Why isn’t it open to the public yet?

We are building Clubhouse for everyone and working to make it available to the world as quickly as possible. It’s not intended to be exclusive; we just aren’t ready to ship the general release version yet. There are two reasons for this:

First, we think it’s important to grow communities slowly, rather than 10x-ing the user base overnight. This helps ensure that things don’t break, keeps the composition of the community diverse, and allows us to tune the product as it grows.

Second, we are a small team, and we haven’t yet finished building the features that will allow us to handle more people. Right now the two of us are the only full-time employees. We’ve benefitted from the support of many, and are actively hiring, but between infrastructure scaling, feature development, gathering product feedback, and general company building, there haven’t been many spare hours in the day. Plus we have four young kids between us jumping on our keyboards as we type! 😅

So what’s next?

Before we can move from a beta to a general release we want to ensure that the product can handle more people. Among other things, this means having robust community policies and tools to ensure that people have a great experience as the user base scales up.

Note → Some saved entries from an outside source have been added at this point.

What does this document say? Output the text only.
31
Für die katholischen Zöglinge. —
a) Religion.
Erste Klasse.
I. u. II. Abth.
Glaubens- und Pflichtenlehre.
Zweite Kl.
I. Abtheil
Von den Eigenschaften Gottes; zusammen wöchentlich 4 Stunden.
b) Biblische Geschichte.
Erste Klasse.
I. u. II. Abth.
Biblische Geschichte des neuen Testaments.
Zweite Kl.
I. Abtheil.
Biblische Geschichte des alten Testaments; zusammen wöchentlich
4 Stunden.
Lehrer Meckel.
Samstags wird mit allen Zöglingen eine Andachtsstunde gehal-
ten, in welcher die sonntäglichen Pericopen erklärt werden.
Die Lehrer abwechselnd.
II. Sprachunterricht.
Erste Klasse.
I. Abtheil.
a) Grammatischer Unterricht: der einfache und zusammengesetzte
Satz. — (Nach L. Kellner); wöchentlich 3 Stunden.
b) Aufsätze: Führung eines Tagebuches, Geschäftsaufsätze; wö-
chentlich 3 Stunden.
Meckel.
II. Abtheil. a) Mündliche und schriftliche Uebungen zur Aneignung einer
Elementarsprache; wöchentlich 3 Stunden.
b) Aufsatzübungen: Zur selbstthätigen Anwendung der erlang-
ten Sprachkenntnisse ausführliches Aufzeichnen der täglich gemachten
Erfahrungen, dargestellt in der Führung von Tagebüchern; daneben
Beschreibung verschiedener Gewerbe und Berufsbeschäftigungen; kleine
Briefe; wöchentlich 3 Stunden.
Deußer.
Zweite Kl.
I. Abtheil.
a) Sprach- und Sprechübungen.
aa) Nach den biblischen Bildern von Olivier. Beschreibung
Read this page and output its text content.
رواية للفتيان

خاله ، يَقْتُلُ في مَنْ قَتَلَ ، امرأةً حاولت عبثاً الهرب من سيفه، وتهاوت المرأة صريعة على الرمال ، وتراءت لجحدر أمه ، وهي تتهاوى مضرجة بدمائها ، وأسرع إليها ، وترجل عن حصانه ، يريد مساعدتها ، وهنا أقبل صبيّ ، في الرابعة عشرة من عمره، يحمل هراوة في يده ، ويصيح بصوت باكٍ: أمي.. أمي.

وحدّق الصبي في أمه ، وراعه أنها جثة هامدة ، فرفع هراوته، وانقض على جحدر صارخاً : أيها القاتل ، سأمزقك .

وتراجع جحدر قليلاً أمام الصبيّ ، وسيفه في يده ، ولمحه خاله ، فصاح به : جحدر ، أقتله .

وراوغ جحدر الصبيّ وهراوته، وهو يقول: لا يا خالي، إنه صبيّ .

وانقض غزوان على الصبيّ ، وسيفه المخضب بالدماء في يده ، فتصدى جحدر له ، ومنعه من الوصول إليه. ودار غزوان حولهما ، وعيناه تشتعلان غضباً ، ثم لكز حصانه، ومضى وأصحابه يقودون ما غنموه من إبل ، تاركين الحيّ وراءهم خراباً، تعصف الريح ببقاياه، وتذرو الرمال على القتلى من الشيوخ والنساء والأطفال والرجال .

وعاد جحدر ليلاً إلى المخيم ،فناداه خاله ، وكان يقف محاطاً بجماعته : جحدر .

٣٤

Here are a few things that are top-of-mind for us as we work towards a broader release:

  • More detailed community guidelines. We published an initial set of community guidelines, but there are still some important questions we are working to answer. How will we evaluate complaints of abuse or harassment when we don’t record user conversations? Will we consider suspending Clubhouse users for bad behavior on another network, or only for things that happen on Clubhouse? The major networks have spent years developing extremely detailed guidelines for these things. We’re working to make ours robust, and we expect them to evolve as the user base grows.
  • In-app safety features. On every platform there are bad actors. As we move beyond the beta group, we’ll need better tools to protect people. On Clubhouse, there are some nuanced things to figure out. What does it mean to block one person in a conversation where multiple people are talking? Should we store conversations on our servers to help us investigate future complaints? We are shipping important privacy and blocking features later today, but before we launch widely we’d like to add better in-app reporting and a clearer process for investigating complaints.
  • Tools to encourage inclusion. While we’ve aimed to foster a diverse set of voices in our early community, just adding diversity of sign-ups is not sufficient. How do we best collect input to understand how different identity groups experience Clubhouse? What are the subtle gender, race and other dynamics that can create imbalance on the platform? What tools could we make to highlight when these issues are happening, or to help ensure that more people have a voice? Would adding private rooms create more safe spaces, or exclusion and echo chambers?

These are important questions, and every “easy solution” has ripple effects. Fortunately we have an amazing group of beta testers who have spent hundreds of hours talking with us and sharing their feedback as we’ve worked to understand the nuances of this new medium.

We are immensely grateful to have this opportunity to build Clubhouse—and to everyone who has joined our early beta, shared what they love about it, sent us feedback, and pushed us to think harder about important issues. These are the things that will move this platform forward.